Steel roller coaster at Phantasialand

Colorado Adventure is a mine train roller coaster located at Phantasialand in Brühl, North Rhine-Westphalia, Germany. During construction, it was decided to opt for a roller coaster in a Western style rather than a traditional roller coaster. The name Colorado is derived from the U.S. state of the same name, well known during the ‘Wild West’ period in the USA.

Until 2013 its full name was Colorado Adventure – The Michael Jackson Thrill Ride. The ride was open from the beginning of the 1996 season and was ‘officially’ opened by Michael Jackson on May 11.
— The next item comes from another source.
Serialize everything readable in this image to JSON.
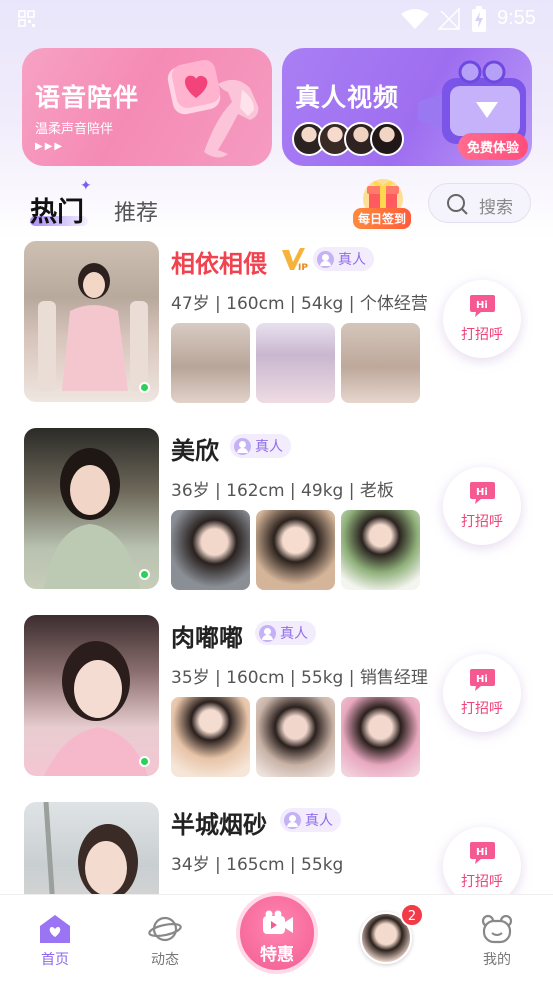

Designed by Peter Clerx, the Colorado Adventure includes 5 trains with 6 cars per train. Riders are arranged 2 across in 3 rows for a total of 36 riders per train. The first car is designed as a locomotive and offers two seats. The other cars all have three rows for a total of six people and a maximum of four trains can be used at one time.

== Reception ==
The ride has been voted by fans as one of the world’s best examples of the mine roller coaster. A review in Theme Park Insider said, "I enjoyed it but will admit that it was significantly faster and more intense than it looked."

=== Noise levels ===
Local residents have complained about the amount of noise generated by riders on the Colorado Adventure. The ride has been fitted with extra tunnel sections and also partly covered with noise barriers. In 2011, the Smokey Mountain was replaced by a new child attraction "Tikal".